Je crois que, de ma vie, je n’ai goûté chose aussi délicieuse que la tortue. Avant ce voyage, je n’avais jamais eu l’occasion d’en manger. Maintenant j’en raffole. J’ignore ce que cela peut donner, bien préparé avec du curry, du sel, et d’autres condiments mais, tel que, à la broussarde, dans son sang, dans son jus. Voilà une grande journée de plaisir en perspective dans ma randonnée solitaire. Il est vrai que ma grande préoccupation c’est de manger et faire la cuisine, la bien faire avec les moyens du bord, une grande joie que l’on s’accorde, une sorte de cinéma du dimanche, reposant des soucis de la semaine.

La préparation est ardue, pénible, mais qu’importe, la faim semble calmée et l’on se donne avec amour à son rôle de maître-queue.

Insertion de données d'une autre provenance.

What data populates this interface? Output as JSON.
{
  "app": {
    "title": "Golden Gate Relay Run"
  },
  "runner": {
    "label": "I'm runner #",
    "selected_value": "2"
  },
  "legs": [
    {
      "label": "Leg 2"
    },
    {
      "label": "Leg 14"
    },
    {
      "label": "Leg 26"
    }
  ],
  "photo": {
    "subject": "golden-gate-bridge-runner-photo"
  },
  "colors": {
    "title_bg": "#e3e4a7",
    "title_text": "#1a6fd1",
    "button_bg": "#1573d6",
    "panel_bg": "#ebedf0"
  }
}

Pour préparer une tortue il ne faut pas avoir le cœur sensible car j’ai rarement vu animal aussi long à mourir. Coupée en deux, vidée complètement, sa tête se démenait, les yeux lucides, la gueule s’ouvrant et se fermant, cependant que le cou ridé se tendait désespérément. Coupant le cœur et le gardant dans la main, il bat longtemps encore et, cette chose vivante sortie de ce corps mort est une chose inouïe.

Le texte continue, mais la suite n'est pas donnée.